和三哥澄文在一起的日子
NWG (2026-01-04 16:25:00) 評論 (0)小時候我們幾兄弟一直在一起長大。三哥澄文性格中特重親情,難怪祖母生前在眾多孫輩中最喜歡的是他。
抗戰勝利後,除二哥廬文一人已在上海交大讀書,我們四個弟弟1946年初都到北京(當時尚稱北平)讀中學。隻比我大一歲的澄文最大,建文最小。家中沒有其他大人,在北平請了一對趙姓老年夫婦照顧我們四人的日常生活。澄文既是“家長”也是管家。一切井井有條。一袋一袋的大米和麵粉都是下課後他騎車買回,月月如此。晚上幾兄弟圍在桌前做完功課睡覺。每到周末我們還會與正在北平讀大學的二哥重慶高中同學好友黃經,胡匡瑞等開著公路局放在大帽胡同金家大院我們家備用的轎車去頤和園等郊區出遊。到了冬天,下課後我們幾兄弟背著各自的冰鞋到離學校(輔仁大學附中)不遠的什刹海滑冰,運動。兄弟幾個在北平的生活過得十分愜意,快樂和豐富。
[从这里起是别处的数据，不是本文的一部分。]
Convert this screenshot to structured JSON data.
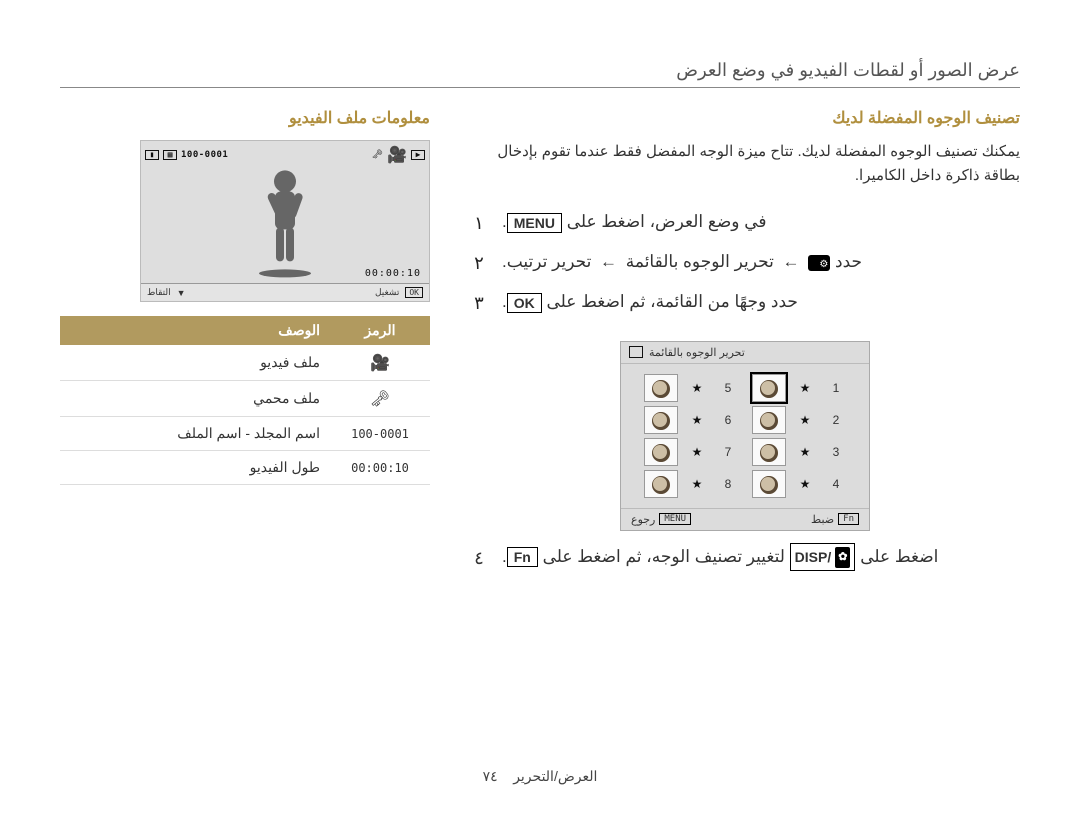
{
  "page": {
    "header": "عرض الصور أو لقطات الفيديو في وضع العرض",
    "footer_section": "العرض/التحرير",
    "footer_page": "٧٤"
  },
  "right": {
    "title": "معلومات ملف الفيديو",
    "screen": {
      "folder_no": "100-0001",
      "timestamp": "00:00:10",
      "bottom_ok": "OK",
      "bottom_play": "تشغيل",
      "bottom_capture": "التقاط"
    },
    "table": {
      "header_symbol": "الرمز",
      "header_desc": "الوصف",
      "rows": [
        {
          "sym_glyph": "🎥",
          "sym_text": "",
          "desc": "ملف فيديو"
        },
        {
          "sym_glyph": "🗝",
          "sym_text": "",
          "desc": "ملف محمي"
        },
        {
          "sym_glyph": "",
          "sym_text": "100-0001",
          "desc": "اسم المجلد - اسم الملف"
        },
        {
          "sym_glyph": "",
          "sym_text": "00:00:10",
          "desc": "طول الفيديو"
        }
      ]
    }
  },
  "left": {
    "title": "تصنيف الوجوه المفضلة لديك",
    "intro": "يمكنك تصنيف الوجوه المفضلة لديك. تتاح ميزة الوجه المفضل فقط عندما تقوم بإدخال بطاقة ذاكرة داخل الكاميرا.",
    "steps": [
      {
        "num": "١",
        "html": "في وضع العرض، اضغط على [MENU]."
      },
      {
        "num": "٢",
        "html": "حدد ICON_CFG ← تحرير الوجوه بالقائمة ← تحرير ترتيب."
      },
      {
        "num": "٣",
        "html": "حدد وجهًا من القائمة، ثم اضغط على [OK]."
      }
    ],
    "step4": {
      "num": "٤",
      "html": "اضغط على [DISP_BTN] لتغيير تصنيف الوجه، ثم اضغط على [Fn]."
    },
    "kbd": {
      "menu": "MENU",
      "ok": "OK",
      "fn": "Fn",
      "disp": "DISP"
    },
    "face_screen": {
      "title": "تحرير الوجوه بالقائمة",
      "bottom_back_btn": "MENU",
      "bottom_back": "رجوع",
      "bottom_set_btn": "Fn",
      "bottom_set": "ضبط",
      "cells": [
        {
          "n": "1",
          "star": "★",
          "sel": true
        },
        {
          "n": "5",
          "star": "★"
        },
        {
          "n": "2",
          "star": "★"
        },
        {
          "n": "6",
          "star": "★"
        },
        {
          "n": "3",
          "star": "★"
        },
        {
          "n": "7",
          "star": "★"
        },
        {
          "n": "4",
          "star": "★"
        },
        {
          "n": "8",
          "star": "★"
        }
      ]
    }
  },
  "style": {
    "accent": "#b08f3e",
    "table_header_bg": "#b19a5f",
    "screen_bg": "#dedede"
  }
}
後來都大學畢業參加了工作,三哥澄文在上海財經學院畢業後分配到東北小豐滿水電四局財務科工作。此處工程結束,繼而參加過三門峽,劉家峽,四川仁壽等水電工程建設。最後落腳陝西安康石泉水電廠。因與三哥已多年未見,在一次我去北京出差時先寫信,約定在我出差結束返蓉的火車經西安時下車,在西安音樂學院建文家中見麵,聚會。1952年(或53年)三哥由香港返回上海時,我正因上海交大院係調整,由滬去京完成學業,後又“各奔前程”去了工作地點。一南一北我們兄弟已數年未見。這次能在西安重聚實屬機會難得。我清楚記得那天我乘坐的客車進入西安火車站時已看到三哥在站台上等候。出站後取出他存放在站台的自行車。我上公交他騎單車緊隨,一前一後幾乎同時抵達音樂學院(火車站在北門外,而學院在南門外的小寨)。我們是由北向南穿城而過。下得車來,隻見三哥滿頭大汗氣喘籲籲,真是心有不忍。我很明白他當時的心意,他會這樣“不要命”似的騎車在公交車後追趕,隻是為了能與長久沒見麵的弟弟在一起多呆一點時間而已。那天夜晚我與三哥住在音樂學院招待所一個小間有說不完的話,直聊到淩晨4:00多才入睡。我約在西安停留兩天就返回成都了。
沒想到這次一別又是幾年。得知三哥病重,我征得領導同意前往石泉看望。那是我最後一次與三哥的重聚。三哥病臥在床,說話緩慢,還拉著我的手去摸他那硬的像石頭一樣的肝髒。因為我在來的時候問路正巧碰到他們的財務科長,他將我送到三哥家要我有時間到他家聊聊。他就住在三哥家斜對麵。出得三哥家門來到科長家。覺得這位科長為人十分和藹隨和與三哥也相處很好。他首先告知三哥的病情嚴重,在世恐不會太長,要我有思想準備後,談到三哥在工作中十分認真努力,說:龔澄文是他們會計科難得的名牌大學分配來的畢業生。科裏每每遇到一些難解項目的會計問題都會由老龔解決,說水電廠的成本會計結算往往比較複雜,這些工作也要由老龔主持。對三哥的工作倍加讚揚,對他的身體狀況深感惋惜等等。
不久,我正在貴陽出差接到成都轉來電報,得知三哥不幸終因病重在安康去世。失去既為良師又是益友的親密兄長,十分悲痛!
順便說一下,那次去石泉讓我感到十分吃驚的是沒想到水電係統基層單位平時生活會那樣艱苦。隻見水庫旁邊的山坡上那一片臨時工棚都已破舊不堪,比我們幾乎天天搬家的鐵路勘測隊還差。水電是國家重要基礎設施,從開始建設到竣工也得幾年。怎麽就不建一些質量稍好的職工住房,而長年累月住那簡易工棚!?那些年代的水電職工們真太辛苦了。